All of those things I’ve just mentioned neglect to mention one other, astonishing, achievement. For a lot of the film Orson Welles was behind the camera and in front of the camera. Every shot he wanted Metty to capture had to be conceived in Welles’ imagination, communicated to Metty and the operator and focus-puller, and then Welles had to step in front of the camera and suddenly transform himself into the fat, ugly, despicably arrogant Captain Quinlan and start giving his performance. To be able to achieve all of those things, which are then filmed in real-time, must requires a brain the size of the great outdoors, having also accepted the thankless (and unpaid) task of turning a potboiler B-grade story into a screenplay, and giving direction to his other actors.
Those things in themselves don’t necessarily add up to a good film, a great film or a bad film. That’s another part of what is required of a director. He/she has to be able to envisage the film and the shots and the pacing of the screenplay and where they wants to edit the start and end of scenes; to know how they want the finished product to unfold.
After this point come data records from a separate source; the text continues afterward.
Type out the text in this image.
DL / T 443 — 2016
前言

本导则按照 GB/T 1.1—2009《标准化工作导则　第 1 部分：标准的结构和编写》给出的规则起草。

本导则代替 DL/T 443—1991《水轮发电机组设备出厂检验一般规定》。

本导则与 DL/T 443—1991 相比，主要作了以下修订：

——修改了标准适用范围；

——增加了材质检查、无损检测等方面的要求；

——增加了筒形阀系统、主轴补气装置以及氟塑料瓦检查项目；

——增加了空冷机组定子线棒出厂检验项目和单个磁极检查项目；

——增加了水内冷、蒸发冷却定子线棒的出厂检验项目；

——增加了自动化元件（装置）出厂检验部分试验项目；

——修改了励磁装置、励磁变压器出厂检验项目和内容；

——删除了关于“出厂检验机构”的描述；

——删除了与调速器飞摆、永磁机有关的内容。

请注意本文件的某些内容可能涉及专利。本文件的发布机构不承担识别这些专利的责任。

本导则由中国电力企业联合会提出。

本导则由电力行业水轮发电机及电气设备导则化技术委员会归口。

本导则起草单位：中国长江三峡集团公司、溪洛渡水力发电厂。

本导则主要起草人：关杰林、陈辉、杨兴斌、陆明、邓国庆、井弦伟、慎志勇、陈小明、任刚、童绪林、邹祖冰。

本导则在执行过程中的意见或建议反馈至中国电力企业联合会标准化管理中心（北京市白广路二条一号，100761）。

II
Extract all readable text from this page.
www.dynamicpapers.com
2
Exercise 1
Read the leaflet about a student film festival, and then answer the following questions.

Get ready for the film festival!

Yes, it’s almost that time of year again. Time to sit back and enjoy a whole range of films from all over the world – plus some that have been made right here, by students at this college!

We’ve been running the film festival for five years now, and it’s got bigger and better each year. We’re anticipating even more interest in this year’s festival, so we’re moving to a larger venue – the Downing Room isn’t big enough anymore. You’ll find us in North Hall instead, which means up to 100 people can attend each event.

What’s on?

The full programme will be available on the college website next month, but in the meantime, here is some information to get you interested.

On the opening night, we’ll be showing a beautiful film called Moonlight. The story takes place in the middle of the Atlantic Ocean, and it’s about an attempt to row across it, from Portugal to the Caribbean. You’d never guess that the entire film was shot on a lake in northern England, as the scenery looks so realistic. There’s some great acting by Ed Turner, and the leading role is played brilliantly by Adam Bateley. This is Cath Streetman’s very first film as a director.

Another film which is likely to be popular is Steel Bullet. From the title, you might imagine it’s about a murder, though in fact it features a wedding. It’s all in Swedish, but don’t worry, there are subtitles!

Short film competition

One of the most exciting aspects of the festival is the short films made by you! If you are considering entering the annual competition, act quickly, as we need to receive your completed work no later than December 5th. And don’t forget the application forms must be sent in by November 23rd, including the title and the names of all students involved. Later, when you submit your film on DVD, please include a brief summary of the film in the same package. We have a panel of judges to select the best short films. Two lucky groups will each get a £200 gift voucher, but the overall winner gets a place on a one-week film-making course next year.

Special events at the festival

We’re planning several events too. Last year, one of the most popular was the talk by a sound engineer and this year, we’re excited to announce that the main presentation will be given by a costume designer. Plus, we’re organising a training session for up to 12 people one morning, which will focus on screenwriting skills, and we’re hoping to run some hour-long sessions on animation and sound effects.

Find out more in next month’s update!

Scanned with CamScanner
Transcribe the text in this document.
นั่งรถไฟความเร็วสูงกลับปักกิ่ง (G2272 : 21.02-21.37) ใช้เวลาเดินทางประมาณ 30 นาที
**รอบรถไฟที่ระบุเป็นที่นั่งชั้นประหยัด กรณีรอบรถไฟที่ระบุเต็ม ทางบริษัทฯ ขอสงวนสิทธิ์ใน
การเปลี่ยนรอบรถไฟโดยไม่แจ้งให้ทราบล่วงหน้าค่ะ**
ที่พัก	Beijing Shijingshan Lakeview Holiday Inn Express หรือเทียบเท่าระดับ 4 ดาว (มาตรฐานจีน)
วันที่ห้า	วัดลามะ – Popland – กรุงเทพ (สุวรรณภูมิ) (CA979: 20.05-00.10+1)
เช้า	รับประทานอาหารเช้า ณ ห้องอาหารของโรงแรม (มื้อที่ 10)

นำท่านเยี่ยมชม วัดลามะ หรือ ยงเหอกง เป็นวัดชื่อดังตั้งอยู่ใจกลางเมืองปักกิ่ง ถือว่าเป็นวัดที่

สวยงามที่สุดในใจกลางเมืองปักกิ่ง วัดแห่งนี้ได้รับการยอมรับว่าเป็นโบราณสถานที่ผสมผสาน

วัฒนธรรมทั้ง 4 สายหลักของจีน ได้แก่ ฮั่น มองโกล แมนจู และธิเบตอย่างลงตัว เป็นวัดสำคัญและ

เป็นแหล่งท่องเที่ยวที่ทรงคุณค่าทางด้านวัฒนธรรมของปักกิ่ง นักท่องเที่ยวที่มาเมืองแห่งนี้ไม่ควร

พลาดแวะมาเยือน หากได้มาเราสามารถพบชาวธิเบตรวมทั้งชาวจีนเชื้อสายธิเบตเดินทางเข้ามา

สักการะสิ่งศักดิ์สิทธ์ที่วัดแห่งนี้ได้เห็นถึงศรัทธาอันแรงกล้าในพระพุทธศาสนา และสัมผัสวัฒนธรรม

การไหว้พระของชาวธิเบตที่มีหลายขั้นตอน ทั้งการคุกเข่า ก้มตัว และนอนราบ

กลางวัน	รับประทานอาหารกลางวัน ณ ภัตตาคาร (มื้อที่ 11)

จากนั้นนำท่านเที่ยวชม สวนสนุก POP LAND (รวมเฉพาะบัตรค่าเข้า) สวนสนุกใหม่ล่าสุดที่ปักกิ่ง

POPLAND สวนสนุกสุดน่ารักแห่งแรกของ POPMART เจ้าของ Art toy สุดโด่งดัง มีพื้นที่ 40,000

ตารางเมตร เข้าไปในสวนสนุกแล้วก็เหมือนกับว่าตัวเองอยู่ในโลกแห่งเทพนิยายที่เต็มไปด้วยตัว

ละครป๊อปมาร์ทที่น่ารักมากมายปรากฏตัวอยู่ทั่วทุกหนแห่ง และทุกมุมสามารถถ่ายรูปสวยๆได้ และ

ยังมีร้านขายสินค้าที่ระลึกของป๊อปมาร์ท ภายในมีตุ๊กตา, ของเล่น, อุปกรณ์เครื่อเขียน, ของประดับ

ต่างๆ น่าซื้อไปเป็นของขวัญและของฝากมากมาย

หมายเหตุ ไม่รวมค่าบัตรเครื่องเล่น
Welles would have had to juggle a hundred decisions every day while principal photography is underway and get them right as well.
As if that is not enough, it takes a special kind of person to have a film that is taken out of his hands, reshot, recut, rescripted and it still makes a damn fine film at 93 minutes or 95 minutes instead of 105 minutes.
[I haven’t even started to talk about the merits of the film, as a film, yet.]
Exhibit A, The Magnificent Ambersons. Exhibit B, Touch of Evil, even before the 1998 restoration.
This is the 1992 Halliwell entry for Touch of Evil:
“Overpoweringly atmospheric melodrama crammed with Wellesian touches, but very cold and unsympathetic, with rather restrained performances (especially his) and a plot which takes some following. Hardly the most audspicious return to Hollywood for a wanderer, but now becoming a cult classic.”
Scheuer, 1975-76, 95 minutes, ***½, “Absorbing weirdie in the Wellesian manner – he wrote, directed, plays a leading role as a gross copper investigating a murder, kidnapping and assorted felonies down Mexico way… Good for those seeking the unusual.”
Maltin, 1992, ****, “Fantastic, justifiably famous opening shot merely commences stylistic masterpiece, dazzlingly photographed by Russell Metty. Great Latin Rock score by Henry Mancini… Most revival theatres now show Welles’ original 108m. version, discovered in 1976.”